Yes, I saw that. The text I quoted was the footnote to the first sentence in that paragraph. I thought it pretty clearly indicated that survey respondents were perfect strangers, i.e. not pre-selected.
It's worryingly vague on the precise details of who was asked and who wasn't. 'Random' here doesn't exclude 'picked from pre-approved lists.'
I think you are speculating too much. You do see people doing surveys on the streets here, at least in Shanghai and Hangzhou. I could totally see this survey being done in that way. How would you pre-approve pedestrians? Or do you think the Chinese authorities went through the trouble of generating a list of phone numbers whose owners would answer in a politically acceptable manner?
Also, the statement that "most Chinese say they approve of internet control and management" is a global summary of the survey responses. No question was phrased in exactly that way. Based on what the actual questions were, I think the statement is rather exaggerated and even misleading.
After all, how do Internet users in Western countries feel about Internet control on the following?
87% of internet users would control or manage pornography; 86% violent content; 83% spam or junk mail; 66% advertisements; 64% slander against individuals.
You're assuming it was a face to face survey. The methodology in the full paper says that in fact it was a phone survey.

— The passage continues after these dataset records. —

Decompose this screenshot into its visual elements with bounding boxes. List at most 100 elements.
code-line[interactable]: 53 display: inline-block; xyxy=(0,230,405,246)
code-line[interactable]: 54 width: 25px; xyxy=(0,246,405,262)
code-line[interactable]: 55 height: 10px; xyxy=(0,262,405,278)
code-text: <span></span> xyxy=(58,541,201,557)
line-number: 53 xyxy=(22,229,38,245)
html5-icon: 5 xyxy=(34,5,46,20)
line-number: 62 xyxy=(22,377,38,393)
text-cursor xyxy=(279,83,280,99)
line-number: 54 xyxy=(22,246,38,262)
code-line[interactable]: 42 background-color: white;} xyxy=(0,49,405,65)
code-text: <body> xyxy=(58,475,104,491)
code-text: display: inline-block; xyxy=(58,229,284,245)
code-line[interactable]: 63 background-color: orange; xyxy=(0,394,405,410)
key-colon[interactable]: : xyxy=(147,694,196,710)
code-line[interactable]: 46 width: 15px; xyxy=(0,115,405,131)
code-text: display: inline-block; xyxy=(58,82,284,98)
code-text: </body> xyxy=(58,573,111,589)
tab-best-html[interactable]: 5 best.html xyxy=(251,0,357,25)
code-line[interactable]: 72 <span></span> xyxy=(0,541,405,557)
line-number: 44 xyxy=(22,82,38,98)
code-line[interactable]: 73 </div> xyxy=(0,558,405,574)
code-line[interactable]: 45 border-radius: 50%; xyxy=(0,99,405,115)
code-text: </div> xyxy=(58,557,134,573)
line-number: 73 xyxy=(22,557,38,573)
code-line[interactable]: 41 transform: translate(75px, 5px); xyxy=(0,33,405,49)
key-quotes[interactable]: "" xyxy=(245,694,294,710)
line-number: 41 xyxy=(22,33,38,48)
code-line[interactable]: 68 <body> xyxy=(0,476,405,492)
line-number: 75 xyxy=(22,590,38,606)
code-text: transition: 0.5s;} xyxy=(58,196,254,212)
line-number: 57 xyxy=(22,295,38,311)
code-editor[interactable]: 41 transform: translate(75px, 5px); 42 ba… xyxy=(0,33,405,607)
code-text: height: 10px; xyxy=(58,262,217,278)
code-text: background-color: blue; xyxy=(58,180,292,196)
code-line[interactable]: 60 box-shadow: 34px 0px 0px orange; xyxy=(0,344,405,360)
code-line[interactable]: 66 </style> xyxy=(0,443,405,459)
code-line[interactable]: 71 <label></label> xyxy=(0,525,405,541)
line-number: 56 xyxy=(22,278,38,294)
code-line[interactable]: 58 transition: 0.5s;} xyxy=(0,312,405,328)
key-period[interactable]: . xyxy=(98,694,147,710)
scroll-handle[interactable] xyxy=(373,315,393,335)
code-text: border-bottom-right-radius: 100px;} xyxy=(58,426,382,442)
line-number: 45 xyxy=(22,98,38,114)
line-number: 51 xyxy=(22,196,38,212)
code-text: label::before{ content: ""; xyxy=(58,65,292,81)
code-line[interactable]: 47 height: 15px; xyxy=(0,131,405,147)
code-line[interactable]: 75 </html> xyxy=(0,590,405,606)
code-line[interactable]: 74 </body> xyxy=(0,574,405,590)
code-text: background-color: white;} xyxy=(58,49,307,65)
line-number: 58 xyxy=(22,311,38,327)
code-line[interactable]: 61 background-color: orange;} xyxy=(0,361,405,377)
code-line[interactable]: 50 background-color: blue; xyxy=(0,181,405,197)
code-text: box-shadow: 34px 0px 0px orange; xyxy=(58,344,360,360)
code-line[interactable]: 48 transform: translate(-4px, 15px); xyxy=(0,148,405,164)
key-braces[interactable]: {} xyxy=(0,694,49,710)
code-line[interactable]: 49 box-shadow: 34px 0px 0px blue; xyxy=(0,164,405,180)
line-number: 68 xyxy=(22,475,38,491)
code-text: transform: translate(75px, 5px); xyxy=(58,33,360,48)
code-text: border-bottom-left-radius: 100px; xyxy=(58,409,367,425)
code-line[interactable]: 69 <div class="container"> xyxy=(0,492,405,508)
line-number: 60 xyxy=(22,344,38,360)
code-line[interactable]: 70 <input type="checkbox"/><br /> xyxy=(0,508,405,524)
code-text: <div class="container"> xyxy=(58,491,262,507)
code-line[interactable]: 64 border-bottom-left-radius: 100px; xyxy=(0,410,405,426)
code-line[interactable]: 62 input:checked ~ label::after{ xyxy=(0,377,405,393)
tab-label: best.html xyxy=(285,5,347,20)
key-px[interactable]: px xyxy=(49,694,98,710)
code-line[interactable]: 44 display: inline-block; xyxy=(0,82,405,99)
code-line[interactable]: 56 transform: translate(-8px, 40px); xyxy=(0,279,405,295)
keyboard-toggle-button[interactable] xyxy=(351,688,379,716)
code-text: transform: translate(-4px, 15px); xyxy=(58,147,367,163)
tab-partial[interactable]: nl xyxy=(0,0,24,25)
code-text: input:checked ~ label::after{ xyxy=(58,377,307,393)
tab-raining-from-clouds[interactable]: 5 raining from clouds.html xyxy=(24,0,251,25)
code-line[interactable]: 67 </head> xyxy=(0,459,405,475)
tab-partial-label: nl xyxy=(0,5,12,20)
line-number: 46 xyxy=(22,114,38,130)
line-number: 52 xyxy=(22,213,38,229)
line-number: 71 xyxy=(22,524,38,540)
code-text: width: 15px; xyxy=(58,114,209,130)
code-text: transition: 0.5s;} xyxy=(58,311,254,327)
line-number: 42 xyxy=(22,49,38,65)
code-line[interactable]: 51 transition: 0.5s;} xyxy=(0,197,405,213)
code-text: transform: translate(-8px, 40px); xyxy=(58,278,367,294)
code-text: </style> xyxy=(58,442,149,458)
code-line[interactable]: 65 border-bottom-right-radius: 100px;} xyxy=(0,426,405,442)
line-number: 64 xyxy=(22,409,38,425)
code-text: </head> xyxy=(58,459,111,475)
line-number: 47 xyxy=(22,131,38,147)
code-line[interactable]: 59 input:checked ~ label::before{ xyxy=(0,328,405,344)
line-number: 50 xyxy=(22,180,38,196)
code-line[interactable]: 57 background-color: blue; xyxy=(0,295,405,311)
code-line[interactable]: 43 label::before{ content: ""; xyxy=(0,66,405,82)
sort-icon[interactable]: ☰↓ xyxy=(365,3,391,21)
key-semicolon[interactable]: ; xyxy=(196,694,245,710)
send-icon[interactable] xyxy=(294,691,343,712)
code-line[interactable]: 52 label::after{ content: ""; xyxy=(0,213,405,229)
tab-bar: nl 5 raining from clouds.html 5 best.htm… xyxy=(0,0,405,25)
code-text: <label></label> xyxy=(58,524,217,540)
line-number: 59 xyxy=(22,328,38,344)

It does say they were randomly selected. But the sample size of 2000 seems on the small side if you're trying to represent five cities across all age groups and use patterns. Especially when around a third of the sample weren't Internet users.
And there were no questions about censorship, only about 'controlling' specific kinds of traffic.
I can accept this wasn't a pre-approved list, although obviously pre-approved lists do exist, which limits the usefulness of surveys which use them.
I'm not so convinced that the study proves anything much, because if you want make a claim about censorship, it doesn't seem a stretch to require a survey to ask explicit questions about censorship.